From those reasons, I get even bigger picture that Marriage is more than just about the process of a being on duty as a wife and husband, but it's more into a learning process to build & grow a place we always called a "Home".

That things would finally changed my mind to marry someone in such a young age.

PART 2: BEYOND YOUR CONTROL

Unfortunately, when you talked about marriage, it's not only about you and him. The little part of it will be much affected by something that beyond your control.

Let say, financial condition and family support.

I would like to suggest to carefully consider it, but don't take it too much. You will be struggle to find the perfect timing if you are too perfectionist on these things.

1. For financial rules, I would suggest to discuss as much as you could with the experienced.

Previously, I talked to Laras & A Ardi to discuss my fear in financial condition after marriage. Most of us think too complicated when it comes to Marriage. In fact, it's actually not. What you need is make it simple and works for both of you. You should aligned the framework on financial things between you and him. And keep in mind that there is something beyond our logic,

"Rezeki untuk kebaikan mah pasti ada, kan kita ada tuhan, Allah. Yang penting kita masih realistis" I always believe that if we pursue something for the sake of the goodness, there is always a way. So, don't make it too complicated. Make your plan realistic and actionable :)

Financial rules standard (Viani & Syaif's Version):

Able to at least make a living for you and your husband, and saving enough money for the emergency. The calculation would be much different based on how you decide your lifestyle.

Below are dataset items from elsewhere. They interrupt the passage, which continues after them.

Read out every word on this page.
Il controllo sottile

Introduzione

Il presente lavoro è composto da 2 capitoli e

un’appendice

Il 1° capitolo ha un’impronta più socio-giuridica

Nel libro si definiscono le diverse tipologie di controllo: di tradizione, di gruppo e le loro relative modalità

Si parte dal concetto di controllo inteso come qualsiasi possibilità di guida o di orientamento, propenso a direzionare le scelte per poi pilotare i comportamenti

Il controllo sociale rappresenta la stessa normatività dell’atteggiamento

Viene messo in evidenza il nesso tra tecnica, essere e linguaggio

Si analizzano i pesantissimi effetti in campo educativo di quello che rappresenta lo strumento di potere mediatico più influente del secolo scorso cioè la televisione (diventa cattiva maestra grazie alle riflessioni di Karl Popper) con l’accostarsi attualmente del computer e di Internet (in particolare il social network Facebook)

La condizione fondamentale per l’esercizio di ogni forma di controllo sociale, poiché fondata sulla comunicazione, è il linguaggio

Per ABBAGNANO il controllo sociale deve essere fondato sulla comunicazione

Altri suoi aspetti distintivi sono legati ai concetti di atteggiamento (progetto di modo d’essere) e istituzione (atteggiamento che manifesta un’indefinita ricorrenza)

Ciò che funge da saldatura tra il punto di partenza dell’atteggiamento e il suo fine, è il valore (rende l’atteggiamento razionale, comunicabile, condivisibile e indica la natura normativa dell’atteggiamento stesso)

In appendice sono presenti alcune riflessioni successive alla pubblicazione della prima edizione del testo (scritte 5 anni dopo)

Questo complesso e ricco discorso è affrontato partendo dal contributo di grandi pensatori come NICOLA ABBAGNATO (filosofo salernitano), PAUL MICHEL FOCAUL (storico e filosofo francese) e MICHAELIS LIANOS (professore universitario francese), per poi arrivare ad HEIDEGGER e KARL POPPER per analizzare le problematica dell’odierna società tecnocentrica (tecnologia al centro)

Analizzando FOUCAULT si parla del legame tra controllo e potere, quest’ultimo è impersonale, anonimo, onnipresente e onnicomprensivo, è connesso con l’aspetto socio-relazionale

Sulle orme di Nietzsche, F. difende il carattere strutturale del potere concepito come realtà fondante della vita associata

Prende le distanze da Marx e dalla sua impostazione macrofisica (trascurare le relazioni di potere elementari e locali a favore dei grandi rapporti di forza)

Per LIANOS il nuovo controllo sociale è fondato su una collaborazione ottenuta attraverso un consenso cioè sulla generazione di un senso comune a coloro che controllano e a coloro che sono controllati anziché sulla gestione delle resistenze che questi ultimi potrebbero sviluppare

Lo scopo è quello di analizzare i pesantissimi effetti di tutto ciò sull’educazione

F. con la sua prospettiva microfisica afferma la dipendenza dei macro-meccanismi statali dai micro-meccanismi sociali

2. For family support, every couple will face different challenge.

I could not comment or give any suggestion, as maybe it's not relevant to you. What I can say on this matters is"Keep praying" & "Focus on urgent matters". Most of the time, what I heard from some couples who has family conflict in the process of their marriage is not really an urgent matters (e.g culture debate of wedding reception). For those matters, take it easy and slow down. Again, ask or reach out to the people that has previous experience like this. If there is a will, there is a way. What you need is only being patient and ask help from the experienced.

THE END OF THE STORY

Once you get your financial standard fulfilled and both families give you a green light, there is no such thing that will hold you back. However, you still have to focus on the most important part that should be highlighted which is finding someone right, someone that could take away your fear of marriage & ready to grow with you in several years ahead. When you find someone right (in sya Allah amin), you could see more possibilities on everything that previously thought as an impossible.

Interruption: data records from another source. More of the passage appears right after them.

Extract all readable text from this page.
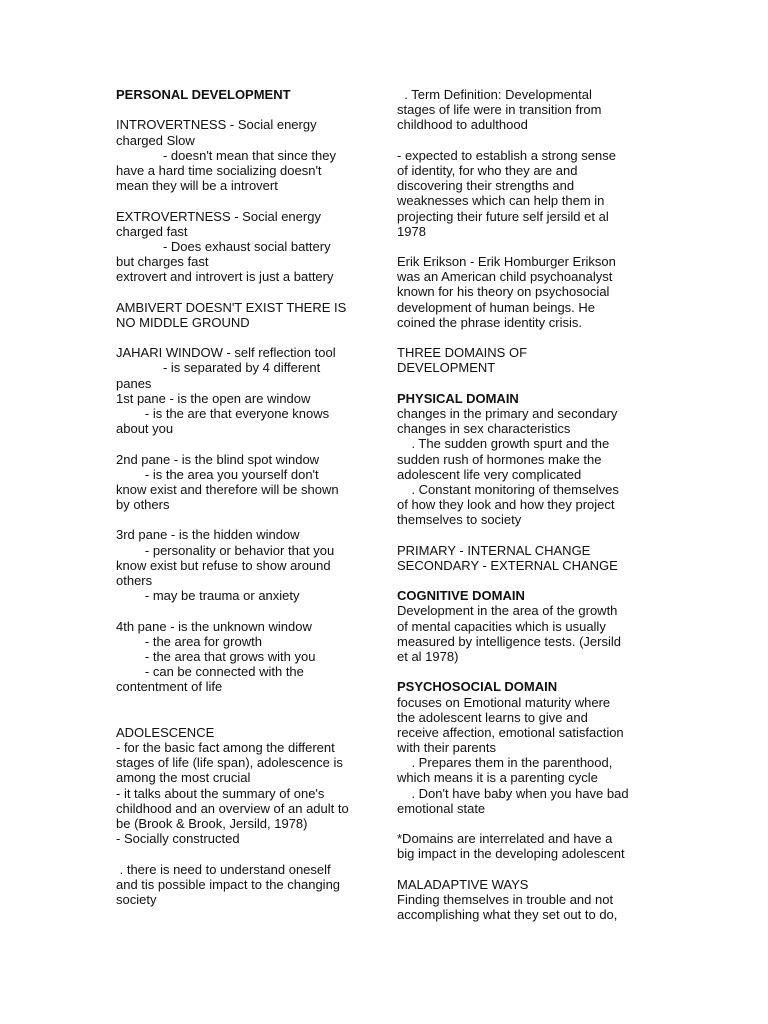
PERSONAL DEVELOPMENT
INTROVERTNESS - Social energy
charged Slow
- doesn't mean that since they
have a hard time socializing doesn't
mean they will be a introvert
EXTROVERTNESS - Social energy
charged fast
- Does exhaust social battery
but charges fast
extrovert and introvert is just a battery
AMBIVERT DOESN'T EXIST THERE IS
NO MIDDLE GROUND
JAHARI WINDOW - self reflection tool
- is separated by 4 different
panes
1st pane - is the open are window
- is the are that everyone knows
about you
2nd pane - is the blind spot window
- is the area you yourself don't
know exist and therefore will be shown
by others
3rd pane - is the hidden window
- personality or behavior that you
know exist but refuse to show around
others
- may be trauma or anxiety
4th pane - is the unknown window
- the area for growth
- the area that grows with you
- can be connected with the
contentment of life
ADOLESCENCE
- for the basic fact among the different
stages of life (life span), adolescence is
among the most crucial
- it talks about the summary of one's
childhood and an overview of an adult to
be (Brook & Brook, Jersild, 1978)
- Socially constructed
. there is need to understand oneself
and tis possible impact to the changing
society
. Term Definition: Developmental
stages of life were in transition from
childhood to adulthood
- expected to establish a strong sense
of identity, for who they are and
discovering their strengths and
weaknesses which can help them in
projecting their future self jersild et al
1978
Erik Erikson - Erik Homburger Erikson
was an American child psychoanalyst
known for his theory on psychosocial
development of human beings. He
coined the phrase identity crisis.
THREE DOMAINS OF
DEVELOPMENT
PHYSICAL DOMAIN
changes in the primary and secondary
changes in sex characteristics
. The sudden growth spurt and the
sudden rush of hormones make the
adolescent life very complicated
. Constant monitoring of themselves
of how they look and how they project
themselves to society
PRIMARY - INTERNAL CHANGE
SECONDARY - EXTERNAL CHANGE
COGNITIVE DOMAIN
Development in the area of the growth
of mental capacities which is usually
measured by intelligence tests. (Jersild
et al 1978)
PSYCHOSOCIAL DOMAIN
focuses on Emotional maturity where
the adolescent learns to give and
receive affection, emotional satisfaction
with their parents
. Prepares them in the parenthood,
which means it is a parenting cycle
. Don't have baby when you have bad
emotional state
*Domains are interrelated and have a
big impact in the developing adolescent
MALADAPTIVE WAYS
Finding themselves in trouble and not
accomplishing what they set out to do,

Pretty much like Jason Mraz say in his song:

I guess it's half timing and the other half's luck Wherever you are Whenever it's right You'll come out of nowhere and into my life

And I know that we can be so amazing And baby your love is gonna change me And now I can see every possibility mmm And somehow I know that it'll all turn up And you'll make me work so we can work to work it out And I promise you, kid, I'll give so much more than I get mum I just haven't met you yet

Yes baby, I'm not ready for marriage, because I just haven't met you yet :)

Good luck! Hope you soon find the right person & perfect timing for marriage.